2. A CAPA E A EXPERIÊNCIA VISUAL: MODOS DE VER, LER E SIGNIFICAR
A capa do jornal Extra que estamos analisando é produzido em formato standard3 e
pode estabelecer uma experiência visual com o leitor de diversas formas. Consideremos sua
disposição nas bancas de jornal como forma de visualização tradicional: 1) o jornal pode
ser encontrado nos pontos de vendas, dobrado em pilhas, possibilitando a leitura de parte da
manchete (“Do tronco”) e a visualização da imagem de um escravo sendo açoitado no
pelourinho, no Brasil do século XIX, no centro ótico4 da composição; 2) o jornal pode estar
em exposição, “desdobrado” e “pendurado” nas bancas, possibilitando a leitura da
manchete de forma integral, cujo texto apresenta-se centralizado, em uma relação de
associação de parte de seu conteúdo a cada uma das imagens – “Do tronco”, ilustração 1;
“Ao poste” – ilustração 2 – com layout complementado pelo fundo em cor preta.

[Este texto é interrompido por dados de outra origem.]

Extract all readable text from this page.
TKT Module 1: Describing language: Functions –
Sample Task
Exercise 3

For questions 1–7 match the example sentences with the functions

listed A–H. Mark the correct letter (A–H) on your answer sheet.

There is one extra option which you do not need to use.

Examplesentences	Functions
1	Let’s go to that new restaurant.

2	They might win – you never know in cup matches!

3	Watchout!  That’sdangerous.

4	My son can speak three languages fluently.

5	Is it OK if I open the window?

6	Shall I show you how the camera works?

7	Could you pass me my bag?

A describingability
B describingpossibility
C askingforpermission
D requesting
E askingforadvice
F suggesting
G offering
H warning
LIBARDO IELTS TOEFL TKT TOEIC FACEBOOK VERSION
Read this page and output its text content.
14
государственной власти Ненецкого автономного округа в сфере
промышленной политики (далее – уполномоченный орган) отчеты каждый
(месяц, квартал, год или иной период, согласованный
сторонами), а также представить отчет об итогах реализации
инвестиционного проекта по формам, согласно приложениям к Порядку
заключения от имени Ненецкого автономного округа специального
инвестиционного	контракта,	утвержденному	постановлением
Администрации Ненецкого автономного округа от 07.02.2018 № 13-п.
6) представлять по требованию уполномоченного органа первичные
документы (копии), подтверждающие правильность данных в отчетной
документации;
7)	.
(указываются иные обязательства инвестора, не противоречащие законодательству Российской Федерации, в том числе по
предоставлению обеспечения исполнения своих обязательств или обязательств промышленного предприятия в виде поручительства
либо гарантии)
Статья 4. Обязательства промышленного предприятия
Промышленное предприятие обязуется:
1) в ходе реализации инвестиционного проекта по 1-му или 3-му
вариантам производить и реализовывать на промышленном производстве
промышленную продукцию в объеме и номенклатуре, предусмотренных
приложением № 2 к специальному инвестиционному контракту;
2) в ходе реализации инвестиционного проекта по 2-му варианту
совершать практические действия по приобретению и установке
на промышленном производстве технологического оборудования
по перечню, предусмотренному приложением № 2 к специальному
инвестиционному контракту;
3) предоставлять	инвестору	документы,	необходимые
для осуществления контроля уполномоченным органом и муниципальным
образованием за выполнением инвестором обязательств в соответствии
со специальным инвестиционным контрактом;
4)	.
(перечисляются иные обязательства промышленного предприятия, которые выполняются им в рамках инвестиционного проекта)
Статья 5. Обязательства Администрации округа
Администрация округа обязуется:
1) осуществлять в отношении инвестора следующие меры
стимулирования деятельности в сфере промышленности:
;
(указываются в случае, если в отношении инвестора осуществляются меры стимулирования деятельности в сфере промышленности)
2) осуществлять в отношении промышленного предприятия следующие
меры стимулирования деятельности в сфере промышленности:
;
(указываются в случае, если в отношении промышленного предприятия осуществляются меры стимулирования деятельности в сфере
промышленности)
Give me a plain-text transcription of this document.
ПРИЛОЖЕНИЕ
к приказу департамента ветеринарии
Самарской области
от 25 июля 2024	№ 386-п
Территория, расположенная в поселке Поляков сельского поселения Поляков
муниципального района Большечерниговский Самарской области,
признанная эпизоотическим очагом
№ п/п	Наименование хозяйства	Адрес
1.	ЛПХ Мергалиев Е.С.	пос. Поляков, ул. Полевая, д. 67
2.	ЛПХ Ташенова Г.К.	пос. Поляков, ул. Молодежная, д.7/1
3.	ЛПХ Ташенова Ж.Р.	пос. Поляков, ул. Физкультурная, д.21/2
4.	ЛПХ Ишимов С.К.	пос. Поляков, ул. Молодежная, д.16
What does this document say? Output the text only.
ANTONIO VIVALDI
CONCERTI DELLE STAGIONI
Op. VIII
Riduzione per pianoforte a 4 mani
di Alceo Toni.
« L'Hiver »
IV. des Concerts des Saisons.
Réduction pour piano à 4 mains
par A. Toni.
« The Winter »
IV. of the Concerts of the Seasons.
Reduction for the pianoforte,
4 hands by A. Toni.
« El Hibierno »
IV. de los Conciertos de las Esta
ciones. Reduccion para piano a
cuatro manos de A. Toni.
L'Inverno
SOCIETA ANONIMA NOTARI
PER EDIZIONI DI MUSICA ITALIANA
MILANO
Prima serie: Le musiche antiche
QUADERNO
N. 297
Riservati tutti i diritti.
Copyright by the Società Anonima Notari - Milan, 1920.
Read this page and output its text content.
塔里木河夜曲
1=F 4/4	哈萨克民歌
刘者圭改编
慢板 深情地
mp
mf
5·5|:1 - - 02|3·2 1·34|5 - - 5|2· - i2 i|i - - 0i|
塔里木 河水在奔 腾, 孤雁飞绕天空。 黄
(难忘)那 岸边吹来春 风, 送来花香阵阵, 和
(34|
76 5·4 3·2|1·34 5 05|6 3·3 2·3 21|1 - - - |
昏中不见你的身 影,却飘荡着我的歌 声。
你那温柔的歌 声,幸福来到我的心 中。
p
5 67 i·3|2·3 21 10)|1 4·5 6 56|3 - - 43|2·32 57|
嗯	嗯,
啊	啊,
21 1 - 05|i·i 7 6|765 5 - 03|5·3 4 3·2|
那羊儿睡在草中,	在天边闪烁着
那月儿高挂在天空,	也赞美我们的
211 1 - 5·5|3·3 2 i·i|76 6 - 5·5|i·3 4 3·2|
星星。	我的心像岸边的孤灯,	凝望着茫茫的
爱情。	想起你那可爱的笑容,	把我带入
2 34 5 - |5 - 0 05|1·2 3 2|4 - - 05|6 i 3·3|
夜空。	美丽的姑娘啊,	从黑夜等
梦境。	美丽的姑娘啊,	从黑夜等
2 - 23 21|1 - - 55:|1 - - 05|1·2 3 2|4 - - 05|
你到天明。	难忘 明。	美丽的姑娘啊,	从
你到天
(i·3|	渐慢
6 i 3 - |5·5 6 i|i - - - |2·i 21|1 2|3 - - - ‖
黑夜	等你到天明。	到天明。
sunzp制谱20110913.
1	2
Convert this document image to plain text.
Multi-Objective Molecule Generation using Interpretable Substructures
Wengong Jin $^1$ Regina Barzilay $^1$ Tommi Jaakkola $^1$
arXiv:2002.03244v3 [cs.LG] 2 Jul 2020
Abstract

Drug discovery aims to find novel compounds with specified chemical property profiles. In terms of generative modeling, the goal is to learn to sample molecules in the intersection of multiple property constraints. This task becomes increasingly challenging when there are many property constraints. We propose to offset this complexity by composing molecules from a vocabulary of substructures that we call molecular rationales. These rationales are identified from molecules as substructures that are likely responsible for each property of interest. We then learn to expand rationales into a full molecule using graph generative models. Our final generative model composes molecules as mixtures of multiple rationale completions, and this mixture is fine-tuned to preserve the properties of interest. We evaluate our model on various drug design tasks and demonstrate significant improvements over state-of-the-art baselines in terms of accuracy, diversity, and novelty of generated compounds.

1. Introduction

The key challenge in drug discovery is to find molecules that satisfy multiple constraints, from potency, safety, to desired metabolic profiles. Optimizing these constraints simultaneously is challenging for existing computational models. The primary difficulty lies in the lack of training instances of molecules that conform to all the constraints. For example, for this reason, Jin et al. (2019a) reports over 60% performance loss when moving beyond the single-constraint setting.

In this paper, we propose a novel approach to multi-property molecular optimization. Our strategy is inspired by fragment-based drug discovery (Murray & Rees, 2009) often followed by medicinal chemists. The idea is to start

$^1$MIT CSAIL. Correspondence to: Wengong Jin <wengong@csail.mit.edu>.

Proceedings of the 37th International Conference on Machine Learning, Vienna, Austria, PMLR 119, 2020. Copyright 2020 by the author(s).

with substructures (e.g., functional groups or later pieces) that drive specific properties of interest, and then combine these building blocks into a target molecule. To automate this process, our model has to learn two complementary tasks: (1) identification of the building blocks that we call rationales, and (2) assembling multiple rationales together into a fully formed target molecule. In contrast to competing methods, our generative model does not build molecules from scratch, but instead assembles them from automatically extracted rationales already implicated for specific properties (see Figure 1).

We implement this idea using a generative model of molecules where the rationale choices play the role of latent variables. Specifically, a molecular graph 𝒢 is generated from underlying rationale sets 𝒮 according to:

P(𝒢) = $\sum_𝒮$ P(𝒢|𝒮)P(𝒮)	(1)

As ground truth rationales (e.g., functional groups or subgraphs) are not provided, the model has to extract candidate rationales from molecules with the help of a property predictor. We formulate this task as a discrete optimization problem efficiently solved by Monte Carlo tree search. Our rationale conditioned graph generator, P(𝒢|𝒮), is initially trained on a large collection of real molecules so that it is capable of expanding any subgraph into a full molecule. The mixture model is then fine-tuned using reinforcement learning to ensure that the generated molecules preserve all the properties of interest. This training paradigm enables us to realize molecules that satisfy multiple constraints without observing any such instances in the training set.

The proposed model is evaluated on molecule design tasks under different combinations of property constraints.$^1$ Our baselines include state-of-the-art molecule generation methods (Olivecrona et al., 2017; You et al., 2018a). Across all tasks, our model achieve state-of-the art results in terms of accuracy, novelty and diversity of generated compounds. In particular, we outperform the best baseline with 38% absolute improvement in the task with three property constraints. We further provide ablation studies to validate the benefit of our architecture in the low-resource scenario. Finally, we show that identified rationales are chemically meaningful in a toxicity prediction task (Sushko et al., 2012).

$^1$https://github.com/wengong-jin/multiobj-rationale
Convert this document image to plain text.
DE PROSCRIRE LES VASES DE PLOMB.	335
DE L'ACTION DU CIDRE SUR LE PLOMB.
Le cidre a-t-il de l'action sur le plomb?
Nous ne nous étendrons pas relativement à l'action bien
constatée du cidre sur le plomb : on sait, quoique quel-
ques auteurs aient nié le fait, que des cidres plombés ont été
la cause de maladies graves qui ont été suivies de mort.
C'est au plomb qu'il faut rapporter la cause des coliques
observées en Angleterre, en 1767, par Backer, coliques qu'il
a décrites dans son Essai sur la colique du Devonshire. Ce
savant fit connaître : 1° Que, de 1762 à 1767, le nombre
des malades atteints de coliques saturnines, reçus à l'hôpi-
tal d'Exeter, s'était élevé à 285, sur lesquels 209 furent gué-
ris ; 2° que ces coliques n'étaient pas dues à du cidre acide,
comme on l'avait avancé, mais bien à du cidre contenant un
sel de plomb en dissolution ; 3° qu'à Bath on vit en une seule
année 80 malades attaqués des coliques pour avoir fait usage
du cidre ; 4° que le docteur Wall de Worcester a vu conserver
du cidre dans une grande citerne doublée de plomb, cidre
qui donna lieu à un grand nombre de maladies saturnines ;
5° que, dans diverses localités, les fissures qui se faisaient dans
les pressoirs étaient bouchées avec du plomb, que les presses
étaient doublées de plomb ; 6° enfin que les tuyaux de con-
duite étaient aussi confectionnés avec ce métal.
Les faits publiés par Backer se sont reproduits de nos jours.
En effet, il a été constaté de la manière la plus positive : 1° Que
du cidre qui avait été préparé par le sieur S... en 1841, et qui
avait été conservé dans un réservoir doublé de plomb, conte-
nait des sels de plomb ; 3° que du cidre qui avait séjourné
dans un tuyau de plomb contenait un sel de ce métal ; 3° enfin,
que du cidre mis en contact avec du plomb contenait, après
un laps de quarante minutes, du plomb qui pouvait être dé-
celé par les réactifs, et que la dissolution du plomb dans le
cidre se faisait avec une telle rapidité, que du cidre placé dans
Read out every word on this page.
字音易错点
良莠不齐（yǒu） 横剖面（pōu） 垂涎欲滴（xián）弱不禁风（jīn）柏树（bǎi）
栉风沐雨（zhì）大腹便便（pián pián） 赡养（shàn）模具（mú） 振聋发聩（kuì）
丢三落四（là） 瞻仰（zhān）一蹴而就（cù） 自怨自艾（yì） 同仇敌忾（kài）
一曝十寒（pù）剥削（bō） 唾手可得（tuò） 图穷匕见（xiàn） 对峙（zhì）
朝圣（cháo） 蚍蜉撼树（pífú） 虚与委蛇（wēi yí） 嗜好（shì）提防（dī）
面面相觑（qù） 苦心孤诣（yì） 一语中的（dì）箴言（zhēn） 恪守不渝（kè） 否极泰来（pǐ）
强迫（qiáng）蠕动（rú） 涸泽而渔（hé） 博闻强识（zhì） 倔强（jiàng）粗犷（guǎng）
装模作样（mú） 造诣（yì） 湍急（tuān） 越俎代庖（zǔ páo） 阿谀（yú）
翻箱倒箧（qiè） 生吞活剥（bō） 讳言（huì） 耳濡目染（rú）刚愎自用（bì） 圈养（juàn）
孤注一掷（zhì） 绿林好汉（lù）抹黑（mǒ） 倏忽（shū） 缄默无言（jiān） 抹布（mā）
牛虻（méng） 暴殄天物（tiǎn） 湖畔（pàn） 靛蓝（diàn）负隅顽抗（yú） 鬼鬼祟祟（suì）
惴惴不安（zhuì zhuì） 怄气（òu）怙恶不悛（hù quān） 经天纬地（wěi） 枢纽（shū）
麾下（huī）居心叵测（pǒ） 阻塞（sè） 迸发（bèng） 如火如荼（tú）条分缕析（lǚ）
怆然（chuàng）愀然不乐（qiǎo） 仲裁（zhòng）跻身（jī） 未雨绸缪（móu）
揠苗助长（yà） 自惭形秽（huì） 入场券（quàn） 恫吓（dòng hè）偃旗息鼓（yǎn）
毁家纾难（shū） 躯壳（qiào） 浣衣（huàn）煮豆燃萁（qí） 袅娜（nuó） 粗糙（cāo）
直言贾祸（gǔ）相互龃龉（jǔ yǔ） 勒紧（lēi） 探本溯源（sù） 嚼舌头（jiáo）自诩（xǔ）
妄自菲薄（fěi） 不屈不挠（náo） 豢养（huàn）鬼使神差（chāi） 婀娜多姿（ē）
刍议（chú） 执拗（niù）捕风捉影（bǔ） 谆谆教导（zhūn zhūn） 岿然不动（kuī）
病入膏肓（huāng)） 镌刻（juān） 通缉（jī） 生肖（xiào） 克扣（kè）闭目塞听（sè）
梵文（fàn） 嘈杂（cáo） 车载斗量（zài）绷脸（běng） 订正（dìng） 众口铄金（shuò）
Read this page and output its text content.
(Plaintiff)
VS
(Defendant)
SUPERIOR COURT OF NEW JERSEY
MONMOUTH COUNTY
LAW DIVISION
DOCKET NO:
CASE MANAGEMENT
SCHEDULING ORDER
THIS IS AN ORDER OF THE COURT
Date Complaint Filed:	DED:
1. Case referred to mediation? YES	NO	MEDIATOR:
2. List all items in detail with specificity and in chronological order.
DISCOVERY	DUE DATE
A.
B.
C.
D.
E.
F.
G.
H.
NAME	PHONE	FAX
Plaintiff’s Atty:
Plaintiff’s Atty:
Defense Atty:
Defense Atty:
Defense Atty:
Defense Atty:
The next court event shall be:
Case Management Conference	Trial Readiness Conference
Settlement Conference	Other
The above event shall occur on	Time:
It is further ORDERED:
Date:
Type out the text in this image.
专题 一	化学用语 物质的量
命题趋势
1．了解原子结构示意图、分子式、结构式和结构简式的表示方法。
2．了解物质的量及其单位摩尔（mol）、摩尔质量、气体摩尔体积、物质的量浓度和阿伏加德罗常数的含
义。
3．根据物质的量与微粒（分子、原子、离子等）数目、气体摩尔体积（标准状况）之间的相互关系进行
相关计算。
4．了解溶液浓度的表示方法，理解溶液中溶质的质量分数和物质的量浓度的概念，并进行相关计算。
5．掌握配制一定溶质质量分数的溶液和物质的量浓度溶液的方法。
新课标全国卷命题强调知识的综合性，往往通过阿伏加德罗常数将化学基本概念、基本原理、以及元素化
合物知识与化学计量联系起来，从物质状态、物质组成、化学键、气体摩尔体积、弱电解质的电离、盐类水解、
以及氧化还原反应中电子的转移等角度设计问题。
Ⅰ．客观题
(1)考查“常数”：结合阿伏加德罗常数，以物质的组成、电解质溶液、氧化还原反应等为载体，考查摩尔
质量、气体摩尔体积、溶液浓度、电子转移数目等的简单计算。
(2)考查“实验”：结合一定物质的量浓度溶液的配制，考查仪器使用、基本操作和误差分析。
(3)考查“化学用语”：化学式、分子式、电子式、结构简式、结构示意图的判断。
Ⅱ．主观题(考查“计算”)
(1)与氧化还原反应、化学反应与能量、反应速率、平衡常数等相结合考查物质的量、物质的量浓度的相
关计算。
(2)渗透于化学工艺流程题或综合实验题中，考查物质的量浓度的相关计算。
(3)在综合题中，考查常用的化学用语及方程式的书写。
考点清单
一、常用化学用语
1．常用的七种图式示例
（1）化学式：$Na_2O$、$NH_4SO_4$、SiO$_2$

Na primeira situação, o leitor depara-se, imediatamente, apenas com uma ilustração
que aciona um fato passado. Na segunda experiência visual descrita, a disposição da capa
na íntegra, possibilita ao leitor fazer uma varredura visual completa (Figura 2), onde o olho
geralmente inicia o trajeto no centro ótico da página, descendo até a parte inferior do
layout, onde encontra a fotografia que registra a cena de Cleidenilson, morto, amarrado em
um poste, após ser espancado por populares, culminando no texto que contextualiza o
acontecimento. Cabe ressaltar que a capa sugere um movimento visual que se desloca com
rapidez em diagonal para o lado inferior oposto, projetando-se do lado superior esquerdo
(zona primária de visualização) para o lado inferior direito (zona secundária). Os elementos
visuais estão assentados na cor preta, com efeito de contraste “pesado” na relação figura-
fundo, preenchendo assim as zonas mortas5 da capa.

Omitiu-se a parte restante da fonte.